The Member of Parliament (MP) for Manhyia South, Dr. Matthew Opoku Prempeh, has appealed to the Speaker to invite to the House, Bank of Ghana (BoG) and the Securities and Exchange Commission (SEC), over the intended sale of ADB shares to the public.

“Mr. Speaker, in your planning to bring adb, I think we should also allow the Securities and Exchange Commission and the Bank of Ghana to brief us why they are allowing adb to float its shares”, he noted in his submission on the floor of Parliament Friday.

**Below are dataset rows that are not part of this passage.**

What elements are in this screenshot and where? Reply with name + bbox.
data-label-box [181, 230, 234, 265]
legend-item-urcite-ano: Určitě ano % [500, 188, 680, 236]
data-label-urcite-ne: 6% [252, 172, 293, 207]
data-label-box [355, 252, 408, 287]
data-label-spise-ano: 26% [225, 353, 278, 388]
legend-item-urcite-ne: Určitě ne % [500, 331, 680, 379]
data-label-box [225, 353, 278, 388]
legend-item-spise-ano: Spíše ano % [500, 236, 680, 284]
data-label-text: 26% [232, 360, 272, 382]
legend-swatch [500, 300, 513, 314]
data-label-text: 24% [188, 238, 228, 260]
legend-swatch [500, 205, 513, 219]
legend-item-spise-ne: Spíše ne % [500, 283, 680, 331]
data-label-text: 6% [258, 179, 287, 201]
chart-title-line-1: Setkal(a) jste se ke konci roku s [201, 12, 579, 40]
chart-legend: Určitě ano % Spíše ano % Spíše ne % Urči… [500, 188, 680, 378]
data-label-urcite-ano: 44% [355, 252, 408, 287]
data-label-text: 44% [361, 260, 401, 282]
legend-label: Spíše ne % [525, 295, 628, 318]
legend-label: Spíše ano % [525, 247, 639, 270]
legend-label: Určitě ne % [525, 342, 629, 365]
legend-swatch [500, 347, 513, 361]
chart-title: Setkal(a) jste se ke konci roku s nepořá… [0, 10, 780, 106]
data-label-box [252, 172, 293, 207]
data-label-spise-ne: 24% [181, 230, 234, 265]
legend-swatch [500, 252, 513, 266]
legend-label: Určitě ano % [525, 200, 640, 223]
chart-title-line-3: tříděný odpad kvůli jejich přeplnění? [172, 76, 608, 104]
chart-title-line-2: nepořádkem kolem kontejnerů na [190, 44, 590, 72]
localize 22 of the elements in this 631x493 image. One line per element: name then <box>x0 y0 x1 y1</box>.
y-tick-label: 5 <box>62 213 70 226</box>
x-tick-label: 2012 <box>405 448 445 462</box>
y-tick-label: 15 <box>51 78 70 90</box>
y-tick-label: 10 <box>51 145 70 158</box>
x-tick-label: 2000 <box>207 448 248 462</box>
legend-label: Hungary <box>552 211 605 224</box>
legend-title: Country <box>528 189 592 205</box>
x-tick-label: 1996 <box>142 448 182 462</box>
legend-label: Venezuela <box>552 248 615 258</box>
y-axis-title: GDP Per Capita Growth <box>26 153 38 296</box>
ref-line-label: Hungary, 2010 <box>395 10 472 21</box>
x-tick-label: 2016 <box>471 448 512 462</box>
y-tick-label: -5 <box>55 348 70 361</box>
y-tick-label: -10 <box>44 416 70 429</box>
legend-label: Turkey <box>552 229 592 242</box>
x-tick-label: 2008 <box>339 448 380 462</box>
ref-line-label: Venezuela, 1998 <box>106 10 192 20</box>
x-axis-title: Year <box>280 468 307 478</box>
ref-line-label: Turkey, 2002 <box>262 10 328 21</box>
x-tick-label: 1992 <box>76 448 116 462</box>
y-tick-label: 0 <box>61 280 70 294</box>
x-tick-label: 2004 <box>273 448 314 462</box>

His comment was in support to a concern raised by the MP for Afutu, Alexander Afenyo-Markins, who sought to inquire from the First Deputy Speaker of Parliament, Ebo Barton-Oduro, who was presiding over the affairs of the House why it has kept long to invite ADB for questioning over their intended sale of shares to the public.

The Attorney-General has, meanwhile, observed the bank does need a parliamentary approval for its Initial Public Offer (IPO) in which it is seeking to raise some GHc300million to recapitalize and revamp its operations, to make it very competitive.

Parliament, has learnt, is in the process of inviting management of ADB Bank Ghana Limited for questioning over their IPO initiative. The move follows an objection raised by the Afutu legislator a fortnight ago as to why it was imperative for the bank to seek Parliamentary approval before floating its shares to the public.

While the bank has agreed to meet Parliament, a stakeholder, in their scheme of things, Dr. Matthew Opoku Prempeh thinks it would be better to also bring onboard the BoG, which is the regulator of the banking industry and the SEC, which is the apex regulatory body in the securities market.

The lawmaker believes that Parliament’s engagement with the BoG and SEC would enable members better appreciate all the issues surrounding the bank’s Initial Public Offer (IPO) initiative.

“ADB alone should not come and tell us their own story and just live it like that. The regulating agencies must be part of this engagement exercise”, he added.